Now when we are talking about brand equity, let us get into some of the details as well. We all know about positive brand equity, but do you know how it occurs in the first place?
Well, to be honest, the positive brand equity of a company will occur when there are some favorable associations for the particular product or the company which can be a contributing factor for the company’s equity.
This happens when the clients and customers are all willing to pay the price and do more to buy the product or the service that the company is trying to provide.
Similarly, negative brand equity might occur when the customers and clients are not willing to pay some extra amount of money for the name of the brand and the particular version of the product which is being offered by the brand.
Since the brand equity is considered to be an intangible asset, just like the goodwill and the intellectual property of a company, it will not be accounted for these financial statements of the company.
However, that doesn’t mean these don’t have a value when it comes to company success and growth.

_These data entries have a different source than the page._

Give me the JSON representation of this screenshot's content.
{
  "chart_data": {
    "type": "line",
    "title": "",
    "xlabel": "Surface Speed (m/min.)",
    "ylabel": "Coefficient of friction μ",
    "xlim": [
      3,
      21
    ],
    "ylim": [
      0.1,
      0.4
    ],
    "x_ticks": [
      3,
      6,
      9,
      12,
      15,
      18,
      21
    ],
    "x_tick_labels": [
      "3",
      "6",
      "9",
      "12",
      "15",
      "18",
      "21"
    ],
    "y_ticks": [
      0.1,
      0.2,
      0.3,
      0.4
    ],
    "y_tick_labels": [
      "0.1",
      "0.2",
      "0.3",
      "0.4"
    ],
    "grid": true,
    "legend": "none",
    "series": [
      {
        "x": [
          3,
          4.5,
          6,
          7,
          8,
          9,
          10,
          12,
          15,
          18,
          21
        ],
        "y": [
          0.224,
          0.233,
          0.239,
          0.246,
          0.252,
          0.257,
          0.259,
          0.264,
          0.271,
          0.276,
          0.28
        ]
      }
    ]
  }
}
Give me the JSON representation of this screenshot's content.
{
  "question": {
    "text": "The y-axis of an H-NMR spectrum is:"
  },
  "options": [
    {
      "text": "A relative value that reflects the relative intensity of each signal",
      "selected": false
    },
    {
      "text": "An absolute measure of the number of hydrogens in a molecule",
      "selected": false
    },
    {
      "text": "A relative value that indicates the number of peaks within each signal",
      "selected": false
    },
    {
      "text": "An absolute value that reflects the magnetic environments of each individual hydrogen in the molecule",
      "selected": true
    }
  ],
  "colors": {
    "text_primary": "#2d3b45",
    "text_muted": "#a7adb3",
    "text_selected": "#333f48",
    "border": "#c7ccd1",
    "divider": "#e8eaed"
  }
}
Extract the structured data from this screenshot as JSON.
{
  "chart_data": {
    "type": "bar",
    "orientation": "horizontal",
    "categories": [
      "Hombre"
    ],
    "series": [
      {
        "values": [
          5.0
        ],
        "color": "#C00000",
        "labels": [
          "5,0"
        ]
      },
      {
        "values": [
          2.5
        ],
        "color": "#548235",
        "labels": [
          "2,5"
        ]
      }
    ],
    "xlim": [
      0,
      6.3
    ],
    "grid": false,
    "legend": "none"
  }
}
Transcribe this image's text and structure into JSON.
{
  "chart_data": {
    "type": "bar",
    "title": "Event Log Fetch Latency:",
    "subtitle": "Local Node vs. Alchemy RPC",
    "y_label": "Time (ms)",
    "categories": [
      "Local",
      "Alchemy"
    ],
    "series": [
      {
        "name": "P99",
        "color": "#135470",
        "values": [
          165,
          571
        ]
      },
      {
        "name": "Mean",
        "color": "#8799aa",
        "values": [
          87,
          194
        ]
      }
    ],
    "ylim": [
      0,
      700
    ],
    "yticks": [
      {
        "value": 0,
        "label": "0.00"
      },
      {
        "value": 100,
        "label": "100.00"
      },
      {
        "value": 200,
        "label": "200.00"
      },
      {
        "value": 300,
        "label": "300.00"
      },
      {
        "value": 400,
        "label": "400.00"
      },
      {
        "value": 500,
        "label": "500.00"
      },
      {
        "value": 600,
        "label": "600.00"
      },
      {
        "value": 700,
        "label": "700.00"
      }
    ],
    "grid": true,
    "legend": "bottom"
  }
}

When you invest more and more into the betterment of a product and create a particular marketing plan, it will have a positive impact on this brand equity, and this will lead to better visibility of the brand for sure.
Now the time has come to talk about intangible assets related to specific industries-
Industries and their Intangible Assets
Some of the different industries and their intangible assets are-
#1 Marketing Industry
- Trademarks
- Noncompetition agreements
- Newspaper mastheads
- Order backlog
- Customer lists
- Customer-related intangible assets
- Customer relationships
#2 Artistic Industry
- Musical works
- Literary works
- Motion pictures and television programs
- Performance events
- Pictures
#3 Contract-Based Jobs
- Franchise agreements
- Service contracts
- Employment contracts
- Use rights (such as drilling rights or water rights)
- Lease agreements
- Licensing agreements
- Broadcast rights
#4. Technology Industry
- Patented technology
- Trade secrets (such as secret formulas and recipes)
- Computer software
#5. Healthcare Industry
- Brand Names
- Research and Development of Medicines
- Methods of Care
- Valuable Employees
#6. Entertainment and Media
- Publishing Rights
- Talent Personnel
#7. Consumer Products and Service
- Patents of formulas and recipes
- Brand Name Recognition
#8. Automobile Industry
- Patented Technologies
- Brand Names
Wrapping it up!
There is a certain difference between tangible and intangible assets, and we have managed to clear that part out for you.
While these intangible assets don’t have a particular physical value, these are very important for the organization and the company needs to invest in these to have the best results.
So, paying attention to the intangible assets of your business is very important for ensuring the success of your business.